20 Wanneer iemand gemeenschap heeft met zijn tante, onteert hij zijn oom; hun zonde zullen ze boeten en kinderloos sterven.
Dunu da ea adabi ea uda amola edaiya idua amo gilisili golasea, e da ea adabi o edaiya ea hou wadela: lesiba: le, e amola amo uda da se iasu ba: mu. Ela da mano lalelegemu hamedei ba: mu.
21 Wanneer iemand de vrouw van zijn broer neemt, bedrijft hij iets afschuwelijks; hij onteert zijn broer; zij zullen kinderloos blijven.
Dunu da ea ola o eya idua lasea, ilia da mano mae lalelegele, aligime esalu, bogomu. E da ea ola o eya ea hou wadela: lesiba: le amola ledo hamoi gala sema wadela: lesiba: le, se iasu ba: mu.
22 Onderhoudt al mijn voorschriften en wetten, en volbrengt ze, opdat het land, waarheen Ik u breng, om er te wonen, u niet uitspuwt.
Hina Gode da amane sia: i, “Na hamoma: ne sia: i liligi amola sema huluane amoma noga: le fa: no bobogema. Amo hamosea, Ga: ina: ne soge (amoga Na da dili oule ahoa) da dili higale hame fadegamu.
23 Leeft niet naar de zeden van de volken, die Ik voor u zal verjagen. Want omdat zij dit alles hebben gedaan, heb Ik een afschuw van hen gekregen,
Dilia Ga: ina: ne sogega esalebe dunu ilia hou mae lalegaguma! Na da amo hame lalegagui dunu gadili sefasilala. Ilia wadela: i hou bagade hamonanebeba: le, Na higale isomu agoai galebe.
24 en u gezegd: Neemt gij hun land in bezit; Ik geef het u in eigendom, een land, dat druipt van melk en honing: Ik Jahweh, uw God, die u van de volken heb afgezonderd!
Be amo soge noga: i amola nasegagi Na da dilima ima: ne ilegei dagoi. Amola Na da dilima imunu. Na da dilia Hina Gode. Amola Na da dilia fi amo fifi asi gala eno amoga mogili gagai.
25 Maakt dus onderscheid tussen reine en onreine viervoetige dieren, tussen onreine en reine vogels, en bezoedelt u niet aan de viervoetige dieren, de vogels, en aan al wat over de aarde kruipt, die Ik u als onrein heb onthouden.
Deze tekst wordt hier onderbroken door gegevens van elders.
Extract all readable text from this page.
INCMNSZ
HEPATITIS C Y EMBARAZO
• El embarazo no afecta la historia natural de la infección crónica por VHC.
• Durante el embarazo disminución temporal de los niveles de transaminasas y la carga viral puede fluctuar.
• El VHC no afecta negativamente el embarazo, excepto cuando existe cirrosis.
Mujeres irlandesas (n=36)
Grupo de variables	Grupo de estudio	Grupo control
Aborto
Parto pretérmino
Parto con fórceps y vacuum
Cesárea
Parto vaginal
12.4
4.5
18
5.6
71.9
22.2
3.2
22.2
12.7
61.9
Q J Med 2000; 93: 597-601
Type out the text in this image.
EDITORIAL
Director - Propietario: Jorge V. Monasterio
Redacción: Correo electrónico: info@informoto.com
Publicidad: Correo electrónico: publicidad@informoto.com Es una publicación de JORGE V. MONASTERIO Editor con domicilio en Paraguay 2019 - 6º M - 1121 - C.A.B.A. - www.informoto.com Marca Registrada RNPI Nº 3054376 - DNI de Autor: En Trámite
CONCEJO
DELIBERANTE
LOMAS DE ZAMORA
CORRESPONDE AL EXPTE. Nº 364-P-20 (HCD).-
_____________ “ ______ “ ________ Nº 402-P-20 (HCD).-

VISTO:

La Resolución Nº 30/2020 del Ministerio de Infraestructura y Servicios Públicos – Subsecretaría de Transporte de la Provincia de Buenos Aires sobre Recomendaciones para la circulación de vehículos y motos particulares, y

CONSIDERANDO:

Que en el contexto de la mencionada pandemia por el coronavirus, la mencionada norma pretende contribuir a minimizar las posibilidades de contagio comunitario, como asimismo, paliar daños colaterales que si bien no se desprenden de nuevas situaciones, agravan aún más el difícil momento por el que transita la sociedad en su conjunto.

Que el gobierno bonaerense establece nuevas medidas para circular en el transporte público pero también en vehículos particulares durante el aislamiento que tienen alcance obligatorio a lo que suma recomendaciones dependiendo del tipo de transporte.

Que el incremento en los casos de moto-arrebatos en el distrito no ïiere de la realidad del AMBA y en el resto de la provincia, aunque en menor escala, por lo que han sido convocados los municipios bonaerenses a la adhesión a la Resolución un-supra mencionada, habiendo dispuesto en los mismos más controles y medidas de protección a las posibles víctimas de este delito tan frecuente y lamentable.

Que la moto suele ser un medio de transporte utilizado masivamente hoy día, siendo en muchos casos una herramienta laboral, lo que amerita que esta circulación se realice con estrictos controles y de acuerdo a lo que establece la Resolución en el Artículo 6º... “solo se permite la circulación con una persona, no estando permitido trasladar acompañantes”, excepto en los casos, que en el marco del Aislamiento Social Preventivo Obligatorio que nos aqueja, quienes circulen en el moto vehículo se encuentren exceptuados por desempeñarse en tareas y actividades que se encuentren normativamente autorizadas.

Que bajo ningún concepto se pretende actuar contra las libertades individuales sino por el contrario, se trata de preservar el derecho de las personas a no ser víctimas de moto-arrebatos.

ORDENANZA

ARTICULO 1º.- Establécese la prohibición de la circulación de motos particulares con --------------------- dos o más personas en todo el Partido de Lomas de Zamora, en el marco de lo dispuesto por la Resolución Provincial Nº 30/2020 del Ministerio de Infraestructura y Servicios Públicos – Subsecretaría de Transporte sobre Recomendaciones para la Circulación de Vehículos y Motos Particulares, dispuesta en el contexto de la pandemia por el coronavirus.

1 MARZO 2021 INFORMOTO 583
Amaiba: le, dilia sio amola ohe fi amo da sema ganodini ledo gala amola sio amola ohe amo da ledo hamedei, amo afafama. Ledo gala sio amola ohe mae moma. Na da amo da ledo gala sia: beba: le, dilia da amo nasea ledo gala hamoi dagoi ba: sa: besa: le, mae moma.
26 Gij moet heilig voor Mij zijn, omdat Ik, Jahweh, heilig ben en u van de volken heb afgezonderd, om Mij toe te behoren.
Dilia da Na: fi dunu amola hadigi hamoi dagoi ba: mu. Dilia Na fidafa dunu esaloma: ne, Na da dili amo fifi asi gala eno ilima afafai dagoi.
27 De man of vrouw, die onder u als tovenaar of waarzegger optreedt, moet worden gedood; men moet hen stenigen, er rust bloedschuld op hen.
Nowa dunu o uda da gesami dasu hou hamosea (bogoi a: silibu ilima sia: sa), amo dilia igiga gala: le, medole legema. Agoai dunu, hisu wadela: i hamobeba: le da bogosu ba: mu.”